Why I Rank Neighbourhoods Instead of Just Listing What Is Available | Homes with Tristan
Why I Rank Neighbourhoods Instead of Just Listing What Is Available
- Ranking content forces a specific take. Specific takes build trust faster than neutral listicles.
- Putting St. Albert at number one was an honest call, not the obvious one. That honesty is what makes it worth watching.
- People who disagree with the ranking reach out to argue. Disagreement is still engagement, and engagement is still a lead.
Most neighbourhood content from real estate agents follows the same pattern. Here are the neighbourhoods available. Here is a description of each one. Here are some photos. Good luck choosing.
That content is fine for general awareness. It is not great for generating buyers who are actually ready to make a move.
Why Ranking Generates Better Leads
When you take a position — this one is better than that one, and here is exactly why — you are doing something different. You are making a judgment call. People who agree with your judgment trust you. People who disagree engage with your content to push back. Both outcomes are useful.
The person who watches a neighbourhood ranking and thinks “that is exactly right, I had the same feeling” is pre-sold on working with you before they ever send a message. They already know you think the same way they think.
The person who disagrees who writes in to say they think Sherwood Park is actually a better value than St. Albert is also a lead. They are engaged enough to have an opinion. That means they are close to making a decision.

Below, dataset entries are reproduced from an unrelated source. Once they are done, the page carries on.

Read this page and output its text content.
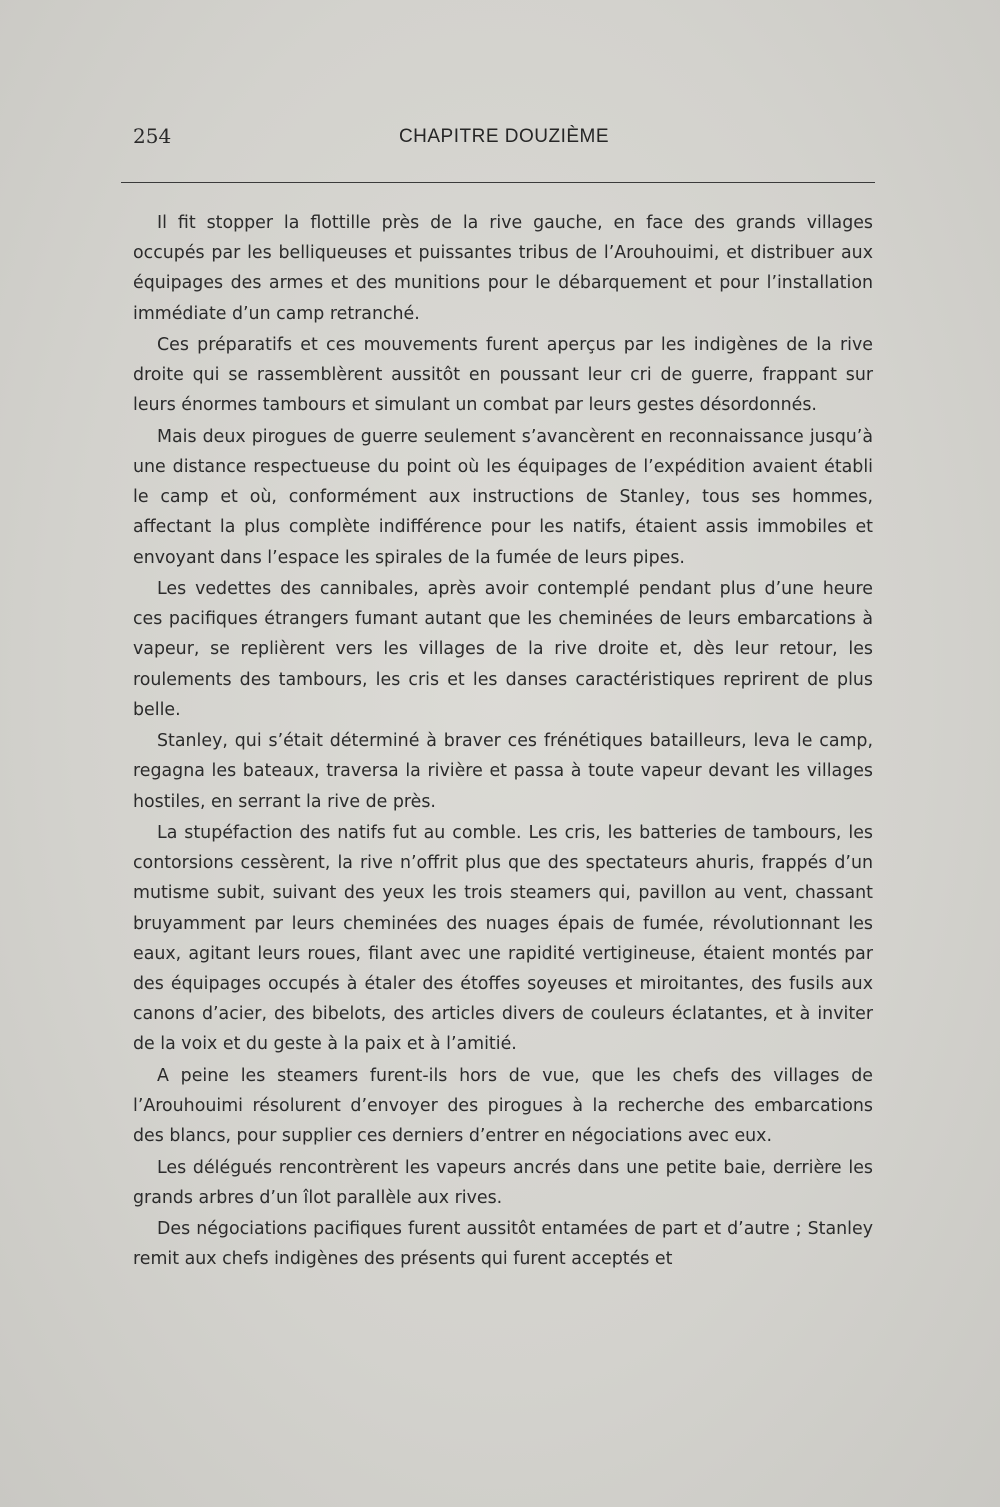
254	CHAPITRE DOUZIÈME

Il fit stopper la flottille près de la rive gauche, en face des grands villages occupés par les belliqueuses et puissantes tribus de l’Arouhouimi, et distribuer aux équipages des armes et des munitions pour le débarquement et pour l’installation immédiate d’un camp retranché.

Ces préparatifs et ces mouvements furent aperçus par les indigènes de la rive droite qui se rassemblèrent aussitôt en poussant leur cri de guerre, frappant sur leurs énormes tambours et simulant un combat par leurs gestes désordonnés.

Mais deux pirogues de guerre seulement s’avancèrent en reconnaissance jusqu’à une distance respectueuse du point où les équipages de l’expédition avaient établi le camp et où, conformément aux instructions de Stanley, tous ses hommes, affectant la plus complète indifférence pour les natifs, étaient assis immobiles et envoyant dans l’espace les spirales de la fumée de leurs pipes.

Les vedettes des cannibales, après avoir contemplé pendant plus d’une heure ces pacifiques étrangers fumant autant que les cheminées de leurs embarcations à vapeur, se replièrent vers les villages de la rive droite et, dès leur retour, les roulements des tambours, les cris et les danses caractéristiques reprirent de plus belle.

Stanley, qui s’était déterminé à braver ces frénétiques batailleurs, leva le camp, regagna les bateaux, traversa la rivière et passa à toute vapeur devant les villages hostiles, en serrant la rive de près.

La stupéfaction des natifs fut au comble. Les cris, les batteries de tambours, les contorsions cessèrent, la rive n’offrit plus que des spectateurs ahuris, frappés d’un mutisme subit, suivant des yeux les trois steamers qui, pavillon au vent, chassant bruyamment par leurs cheminées des nuages épais de fumée, révolutionnant les eaux, agitant leurs roues, filant avec une rapidité vertigineuse, étaient montés par des équipages occupés à étaler des étoffes soyeuses et miroitantes, des fusils aux canons d’acier, des bibelots, des articles divers de couleurs éclatantes, et à inviter de la voix et du geste à la paix et à l’amitié.

A peine les steamers furent-ils hors de vue, que les chefs des villages de l’Arouhouimi résolurent d’envoyer des pirogues à la recherche des embarcations des blancs, pour supplier ces derniers d’entrer en négociations avec eux.

Les délégués rencontrèrent les vapeurs ancrés dans une petite baie, derrière les grands arbres d’un îlot parallèle aux rives.

Des négociations pacifiques furent aussitôt entamées de part et d’autre ; Stanley remit aux chefs indigènes des présents qui furent acceptés et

The Specific Decision: St. Albert at Number One
In the neighbourhoods video that went out April 24th, I put St. Albert at number one for value under $600,000. Sherwood Park came in third. Sherwood Park is my home base. That is where my brokerage operates. The comfortable call would have been to put Sherwood Park first.
I did not, because it would not have been honest. At that price point, St. Albert offers mature lots, a self-contained city with its own amenities, arts infrastructure, and genuine green space. Entry-level detached from $480,000 to $560,000 in areas like Erin Ridge and Braeside. I genuinely think it is the best long-term value play in that range right now.
Saying what I actually think is the point. If I hedged that call to avoid offending Sherwood Park buyers, I would have produced content that nobody trusts.
What Happens When You Are Specific
Content that takes a clear position does a few things that generic content cannot.
First, it filters. Someone who watches the full video and agrees with the reasoning is not a casual browser. They are a buyer who has been thinking about this seriously enough to have opinions. That is a much more valuable lead than someone who clicked a form on a listing.
Second, it creates conversation. A buyer who disagrees with the ranking reaches out to push back. That conversation is how trust gets built. I would rather someone challenge my take on St. Albert than scroll past a list of neighbourhoods that said nothing memorable.
Third, it signals expertise. Anyone can list what is available. Not everyone is willing to say which one is actually better and explain the reasoning in a way that holds up. That distinction is what separates content that builds an audience from content that fills a calendar.
The Trade-Off: Ranking Content Polarizes
That is the point. Filtered leads are worth more than volume of leads.
A buyer who watched 8 minutes of a neighbourhood comparison and agrees with the analysis is worth far more to me than three buyers who clicked an ad and do not remember why. The polarization is a feature. It removes people who were never going to be the right fit and deepens the connection with people who were.
The YouTube strategy builds toward this over time. Content that forces a take creates an audience that eventually trusts you enough to hire you. Not because you told them what they wanted to hear — because you told them what you actually think.
Watch the Neighbourhoods Video
The full breakdown of the top three areas under $600K in Edmonton, with real numbers and honest takes.
Watch on YouTubeFrequently Asked Questions
Do you only work with buyers in the areas you rank?
No. The ranking is about value at a specific price point. I work across the Edmonton area.
Is ranking neighbourhoods risky if a client disagrees?
It creates conversation. Disagreement is still engagement. I would rather a buyer challenge my take than scroll past content that never took a position.
How do you decide what takes to make in your content?
Honest ones. I know which areas are underpriced and which are fully discovered. I say what I actually think.